Multimodal Large Language Model (MLLMs) leverages Large Language Models as a
cognitive framework for diverse visual-language tasks. Recent efforts have been
made to equip MLLMs with visual perceiving and grounding capabilities. However,
there still remains a gap in providing fine-grained pixel-level perceptions and
extending interactions beyond text-specific inputs. In this work, we propose
{\bf{AnyRef}}, a general MLLM model that can generate pixel-wise object
perceptions and natural language descriptions from multi-modality references,
such as texts, boxes, images, or audio. This innovation empowers users with
greater flexibility to engage with the model beyond textual and regional
prompts, without modality-specific designs. Through our proposed refocusing
mechanism, the generated grounding output is guided to better focus on the
referenced object, implicitly incorporating additional pixel-level supervision.
This simple modification utilizes attention scores generated during the
inference of LLM, eliminating the need for extra computations while exhibiting
performance enhancements in both grounding masks and referring expressions.

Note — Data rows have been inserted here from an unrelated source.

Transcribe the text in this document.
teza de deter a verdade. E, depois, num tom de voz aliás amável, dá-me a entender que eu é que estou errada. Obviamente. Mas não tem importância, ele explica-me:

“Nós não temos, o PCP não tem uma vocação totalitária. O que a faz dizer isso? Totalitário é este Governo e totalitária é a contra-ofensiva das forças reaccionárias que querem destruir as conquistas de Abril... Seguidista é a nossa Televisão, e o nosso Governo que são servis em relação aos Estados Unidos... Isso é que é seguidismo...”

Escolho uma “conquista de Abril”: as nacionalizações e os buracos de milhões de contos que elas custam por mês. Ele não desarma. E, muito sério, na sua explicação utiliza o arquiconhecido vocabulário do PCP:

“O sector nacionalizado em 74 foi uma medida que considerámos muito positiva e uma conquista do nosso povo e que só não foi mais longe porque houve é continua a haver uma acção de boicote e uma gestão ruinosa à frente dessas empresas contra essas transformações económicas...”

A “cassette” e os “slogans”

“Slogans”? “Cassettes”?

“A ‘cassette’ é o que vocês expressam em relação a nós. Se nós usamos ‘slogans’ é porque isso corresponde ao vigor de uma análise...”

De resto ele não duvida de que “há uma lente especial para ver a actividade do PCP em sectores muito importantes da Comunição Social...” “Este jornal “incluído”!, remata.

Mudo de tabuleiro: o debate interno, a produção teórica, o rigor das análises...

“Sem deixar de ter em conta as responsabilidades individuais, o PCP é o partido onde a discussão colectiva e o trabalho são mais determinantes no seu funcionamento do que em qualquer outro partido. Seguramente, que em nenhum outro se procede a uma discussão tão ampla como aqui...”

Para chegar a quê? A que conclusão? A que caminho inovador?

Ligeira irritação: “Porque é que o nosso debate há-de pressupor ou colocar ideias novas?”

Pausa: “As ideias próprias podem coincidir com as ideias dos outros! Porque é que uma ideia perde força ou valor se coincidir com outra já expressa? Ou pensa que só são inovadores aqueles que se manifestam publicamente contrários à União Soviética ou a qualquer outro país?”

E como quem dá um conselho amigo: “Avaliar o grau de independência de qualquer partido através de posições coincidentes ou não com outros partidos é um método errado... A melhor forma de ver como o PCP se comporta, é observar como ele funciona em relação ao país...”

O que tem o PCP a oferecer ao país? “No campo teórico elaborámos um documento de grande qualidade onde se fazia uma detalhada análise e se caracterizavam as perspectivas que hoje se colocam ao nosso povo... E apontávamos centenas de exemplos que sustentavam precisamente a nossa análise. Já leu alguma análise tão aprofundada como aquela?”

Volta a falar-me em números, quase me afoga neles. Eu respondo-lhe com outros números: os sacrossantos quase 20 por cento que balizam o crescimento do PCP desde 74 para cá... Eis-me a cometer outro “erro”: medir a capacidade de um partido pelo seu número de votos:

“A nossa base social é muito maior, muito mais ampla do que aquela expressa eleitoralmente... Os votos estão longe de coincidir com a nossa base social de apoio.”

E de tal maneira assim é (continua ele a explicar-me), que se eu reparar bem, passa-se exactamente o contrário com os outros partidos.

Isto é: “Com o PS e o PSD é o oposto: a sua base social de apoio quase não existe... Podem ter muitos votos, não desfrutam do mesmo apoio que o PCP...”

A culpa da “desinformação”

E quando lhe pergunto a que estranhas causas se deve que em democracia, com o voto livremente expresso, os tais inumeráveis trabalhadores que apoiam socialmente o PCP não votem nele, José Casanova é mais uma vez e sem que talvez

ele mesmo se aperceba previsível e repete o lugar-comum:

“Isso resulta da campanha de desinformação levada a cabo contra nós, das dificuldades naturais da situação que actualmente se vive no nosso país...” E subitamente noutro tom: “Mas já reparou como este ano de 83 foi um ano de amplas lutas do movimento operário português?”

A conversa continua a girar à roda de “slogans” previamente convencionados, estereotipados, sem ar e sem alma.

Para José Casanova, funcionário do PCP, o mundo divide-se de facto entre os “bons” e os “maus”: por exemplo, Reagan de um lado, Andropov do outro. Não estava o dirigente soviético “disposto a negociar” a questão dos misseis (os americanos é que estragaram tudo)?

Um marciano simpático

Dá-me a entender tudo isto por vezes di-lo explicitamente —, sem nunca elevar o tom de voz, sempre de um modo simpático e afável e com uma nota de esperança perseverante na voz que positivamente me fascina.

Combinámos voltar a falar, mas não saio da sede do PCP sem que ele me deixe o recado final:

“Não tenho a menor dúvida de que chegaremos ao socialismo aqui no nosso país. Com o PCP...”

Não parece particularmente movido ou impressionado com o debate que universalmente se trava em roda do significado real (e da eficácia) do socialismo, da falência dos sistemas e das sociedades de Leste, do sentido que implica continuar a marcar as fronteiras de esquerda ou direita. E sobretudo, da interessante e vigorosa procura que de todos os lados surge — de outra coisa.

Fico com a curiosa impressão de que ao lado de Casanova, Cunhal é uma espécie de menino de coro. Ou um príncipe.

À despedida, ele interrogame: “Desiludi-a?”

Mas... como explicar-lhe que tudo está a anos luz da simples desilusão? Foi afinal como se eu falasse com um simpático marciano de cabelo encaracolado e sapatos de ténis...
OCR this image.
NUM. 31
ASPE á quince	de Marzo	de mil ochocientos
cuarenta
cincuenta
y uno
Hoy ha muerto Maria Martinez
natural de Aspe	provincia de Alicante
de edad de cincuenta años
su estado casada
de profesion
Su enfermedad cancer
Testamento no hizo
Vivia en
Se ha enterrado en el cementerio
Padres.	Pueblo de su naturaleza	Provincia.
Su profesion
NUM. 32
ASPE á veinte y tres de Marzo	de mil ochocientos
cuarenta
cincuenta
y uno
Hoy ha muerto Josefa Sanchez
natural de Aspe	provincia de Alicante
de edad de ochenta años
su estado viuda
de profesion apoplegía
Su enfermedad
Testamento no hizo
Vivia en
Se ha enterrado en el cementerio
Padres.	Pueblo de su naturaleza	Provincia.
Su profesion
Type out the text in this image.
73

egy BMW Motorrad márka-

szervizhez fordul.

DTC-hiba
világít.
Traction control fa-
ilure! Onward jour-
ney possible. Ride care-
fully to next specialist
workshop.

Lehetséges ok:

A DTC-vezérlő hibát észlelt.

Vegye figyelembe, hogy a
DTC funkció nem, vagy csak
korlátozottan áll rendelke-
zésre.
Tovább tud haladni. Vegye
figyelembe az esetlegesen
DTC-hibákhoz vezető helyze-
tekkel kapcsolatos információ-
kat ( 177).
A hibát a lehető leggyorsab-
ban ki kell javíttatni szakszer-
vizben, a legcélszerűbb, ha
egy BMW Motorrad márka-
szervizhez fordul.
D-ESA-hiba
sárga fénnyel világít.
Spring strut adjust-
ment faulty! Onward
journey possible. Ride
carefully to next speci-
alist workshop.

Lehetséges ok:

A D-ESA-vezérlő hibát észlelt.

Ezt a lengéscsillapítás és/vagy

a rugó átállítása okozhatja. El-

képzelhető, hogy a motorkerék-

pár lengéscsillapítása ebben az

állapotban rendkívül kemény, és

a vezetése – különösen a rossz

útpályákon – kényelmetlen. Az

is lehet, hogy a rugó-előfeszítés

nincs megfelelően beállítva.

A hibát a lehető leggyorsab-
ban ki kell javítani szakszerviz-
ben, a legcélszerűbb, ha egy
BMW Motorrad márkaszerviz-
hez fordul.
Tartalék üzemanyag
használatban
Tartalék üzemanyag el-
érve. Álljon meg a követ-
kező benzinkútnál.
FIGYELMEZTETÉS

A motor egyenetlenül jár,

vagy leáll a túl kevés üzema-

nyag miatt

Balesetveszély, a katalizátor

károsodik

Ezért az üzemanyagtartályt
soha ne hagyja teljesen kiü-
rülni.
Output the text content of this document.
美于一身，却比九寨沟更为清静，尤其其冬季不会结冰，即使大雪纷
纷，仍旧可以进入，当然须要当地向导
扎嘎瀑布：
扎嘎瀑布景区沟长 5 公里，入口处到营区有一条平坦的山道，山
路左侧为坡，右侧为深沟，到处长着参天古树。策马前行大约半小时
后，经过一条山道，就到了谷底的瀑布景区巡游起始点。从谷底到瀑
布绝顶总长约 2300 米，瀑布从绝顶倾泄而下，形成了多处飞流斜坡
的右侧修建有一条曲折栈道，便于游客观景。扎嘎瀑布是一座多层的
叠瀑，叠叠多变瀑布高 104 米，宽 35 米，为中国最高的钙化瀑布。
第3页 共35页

With only publicly available training data, our model achieves state-of-the-art
results across multiple benchmarks, including diverse modality referring
segmentation and region-level referring expression generation.

提出了 AnyRef 模型，它能从多模态参考中生成像素级的物体感知和自然语言描述，从而提供更大的灵活性，超越了文本和区域提示，无需特定的设计。通过提出的重新聚焦机制，生成的定位输出可以更好地聚焦在参考对象上，从而隐含地融入了像素级的监督。该模型在多个基准测试中取得了最先进的结果，包括多模态参考分割和区域级参考表达生成。